For washing your hands, is it more effective to use soap and water or an alcohol-based sanitizer?

Marlene Wolfe, EG19, who received a Ph.D. in civil and environmental engineering and conducted a systematic review of the effectiveness of handwashing practices, explains

A person washing hands with soap and water. An expert in hygiene answers a question of whether it’s better to wash with soap and water or an alcohol-based sanitizer.

Handwashing with soap and water or alcohol-based hand sanitizer (ABHS) is likely to be equally effective at removing and inactivating the spread of viruses, including the novel coronavirus that causes COVID-19, from hands. The most important practice to follow is for people to wash their hands frequently using either method and to avoid touching their faces with unwashed hands. 

Some people question whether ABHS is an effective tool because handwashing with ABHS doesn’t “clean” hands that are visibly soiled. In fact, ABHS does remove a virus from hands, so it should work equally well to avoid spread of the virus unless hands are heavily soiled. It is a particularly viable option for those who do not have immediate access to a sink.

There are two reasons why I believe the methods are likely to be equally effective. First, in a previous study we looked at the removal and inactivation of a bacteriophage (Phi6—a type of virus that infects bacteria) that is enveloped, and therefore a good surrogate for the novel coronavirus. We found that there was no significant difference in removal/inactivation between ABHS and soap and that both were successful at reducing infectious particles on hands. 

Second, in a review of similar experiments investigating the efficacy of handwashing in a lab setting, there was no significant difference in removal/inactivation of viruses between handwashing with soap and alcohol-based hand sanitizer. There is some indication that viruses that are enveloped are more susceptible to ABHS than viruses that are not, giving us extra confidence that ABHS should be effective against COVID-19.

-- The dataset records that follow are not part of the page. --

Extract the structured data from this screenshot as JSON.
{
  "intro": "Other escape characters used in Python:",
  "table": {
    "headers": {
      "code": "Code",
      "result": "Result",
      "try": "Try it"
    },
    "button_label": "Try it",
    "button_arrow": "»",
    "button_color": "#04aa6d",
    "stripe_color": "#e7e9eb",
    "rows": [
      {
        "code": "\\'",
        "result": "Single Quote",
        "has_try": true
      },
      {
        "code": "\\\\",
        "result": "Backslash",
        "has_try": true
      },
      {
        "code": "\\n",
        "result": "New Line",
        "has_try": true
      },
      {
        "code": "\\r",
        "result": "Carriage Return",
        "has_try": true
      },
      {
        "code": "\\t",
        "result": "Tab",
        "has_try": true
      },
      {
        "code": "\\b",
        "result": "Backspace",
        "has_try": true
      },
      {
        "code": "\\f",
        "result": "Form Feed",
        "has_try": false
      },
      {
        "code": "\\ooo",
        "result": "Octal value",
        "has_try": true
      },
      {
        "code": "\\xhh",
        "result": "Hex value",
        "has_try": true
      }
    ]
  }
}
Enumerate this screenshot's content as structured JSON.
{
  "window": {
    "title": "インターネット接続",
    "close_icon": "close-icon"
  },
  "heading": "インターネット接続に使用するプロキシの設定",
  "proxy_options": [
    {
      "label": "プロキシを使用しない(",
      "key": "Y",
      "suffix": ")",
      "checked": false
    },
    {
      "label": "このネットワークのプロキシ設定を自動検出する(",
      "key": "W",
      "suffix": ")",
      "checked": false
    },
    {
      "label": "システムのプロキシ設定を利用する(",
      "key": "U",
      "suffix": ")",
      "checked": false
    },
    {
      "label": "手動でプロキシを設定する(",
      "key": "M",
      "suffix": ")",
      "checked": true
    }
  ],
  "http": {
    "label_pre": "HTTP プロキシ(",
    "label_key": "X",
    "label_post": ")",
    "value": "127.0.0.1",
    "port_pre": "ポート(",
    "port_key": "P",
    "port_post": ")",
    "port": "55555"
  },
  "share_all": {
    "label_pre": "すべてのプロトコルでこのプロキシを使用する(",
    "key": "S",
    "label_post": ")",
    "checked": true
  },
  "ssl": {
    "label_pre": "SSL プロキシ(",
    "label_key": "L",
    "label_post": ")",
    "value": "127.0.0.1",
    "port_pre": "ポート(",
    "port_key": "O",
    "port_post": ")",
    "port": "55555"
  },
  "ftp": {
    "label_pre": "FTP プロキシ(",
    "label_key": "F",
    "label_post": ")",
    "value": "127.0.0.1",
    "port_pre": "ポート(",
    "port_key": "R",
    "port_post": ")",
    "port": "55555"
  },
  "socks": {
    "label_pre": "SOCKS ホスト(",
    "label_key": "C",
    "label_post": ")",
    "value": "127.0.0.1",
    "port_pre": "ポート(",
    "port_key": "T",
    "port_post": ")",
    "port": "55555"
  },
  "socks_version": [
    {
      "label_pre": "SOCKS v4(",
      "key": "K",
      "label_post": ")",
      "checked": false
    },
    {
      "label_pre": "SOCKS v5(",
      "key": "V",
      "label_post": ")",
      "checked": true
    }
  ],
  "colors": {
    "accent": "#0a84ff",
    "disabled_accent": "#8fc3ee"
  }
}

Of course, there is a big caveat in all this, which is that we are making these judgements based on the best available evidence from other organisms that are likely to respond similarly to COVID-19, and there may be ways in which it differs from other viruses and phages that are reasonable comparisons.

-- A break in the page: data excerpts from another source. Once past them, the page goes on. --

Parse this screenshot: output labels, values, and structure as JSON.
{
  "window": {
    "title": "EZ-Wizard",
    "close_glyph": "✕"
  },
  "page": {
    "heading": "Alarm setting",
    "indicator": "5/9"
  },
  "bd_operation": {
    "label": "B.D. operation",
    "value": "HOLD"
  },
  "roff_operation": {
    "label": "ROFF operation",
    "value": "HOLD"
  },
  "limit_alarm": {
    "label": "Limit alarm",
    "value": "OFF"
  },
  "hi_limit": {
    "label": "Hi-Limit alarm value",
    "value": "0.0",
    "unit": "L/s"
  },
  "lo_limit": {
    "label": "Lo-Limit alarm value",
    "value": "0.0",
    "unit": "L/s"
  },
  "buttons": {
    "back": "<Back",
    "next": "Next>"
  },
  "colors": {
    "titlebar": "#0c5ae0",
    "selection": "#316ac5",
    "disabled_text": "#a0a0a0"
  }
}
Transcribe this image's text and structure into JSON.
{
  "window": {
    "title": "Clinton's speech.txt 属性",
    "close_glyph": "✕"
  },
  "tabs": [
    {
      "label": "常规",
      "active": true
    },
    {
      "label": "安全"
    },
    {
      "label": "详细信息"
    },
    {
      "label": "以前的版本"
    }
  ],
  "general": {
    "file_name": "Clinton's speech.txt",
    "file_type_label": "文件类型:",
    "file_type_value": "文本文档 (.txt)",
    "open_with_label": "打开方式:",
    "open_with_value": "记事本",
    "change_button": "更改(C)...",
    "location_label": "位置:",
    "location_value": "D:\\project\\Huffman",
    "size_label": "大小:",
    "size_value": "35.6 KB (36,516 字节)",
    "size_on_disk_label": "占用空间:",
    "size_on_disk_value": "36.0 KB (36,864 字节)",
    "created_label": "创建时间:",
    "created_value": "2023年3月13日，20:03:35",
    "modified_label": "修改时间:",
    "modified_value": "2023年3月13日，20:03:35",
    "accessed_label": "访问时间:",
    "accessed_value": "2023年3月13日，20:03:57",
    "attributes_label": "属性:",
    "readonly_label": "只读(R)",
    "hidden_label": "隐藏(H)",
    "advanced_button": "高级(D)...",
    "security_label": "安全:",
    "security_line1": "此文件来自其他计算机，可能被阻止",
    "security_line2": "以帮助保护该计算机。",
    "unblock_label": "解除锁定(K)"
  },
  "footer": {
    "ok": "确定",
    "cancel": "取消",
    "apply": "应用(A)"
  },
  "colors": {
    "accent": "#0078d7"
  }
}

It’s worth noting that ABHS has been sold out in many stores and is difficult to obtain. However, the WHO recommends that a dilute chlorine solution [PDF] can be used in cases where there is no access to soap and water or ABHS.

As with any ongoing study of a novel coronavirus, more research is needed to come to a conclusive understanding. Until then, the public should take seriously the warnings of local and national public health authorities, and follow the recommendations of the CDC including frequent and thorough handwashing, to minimize the spread of the virus.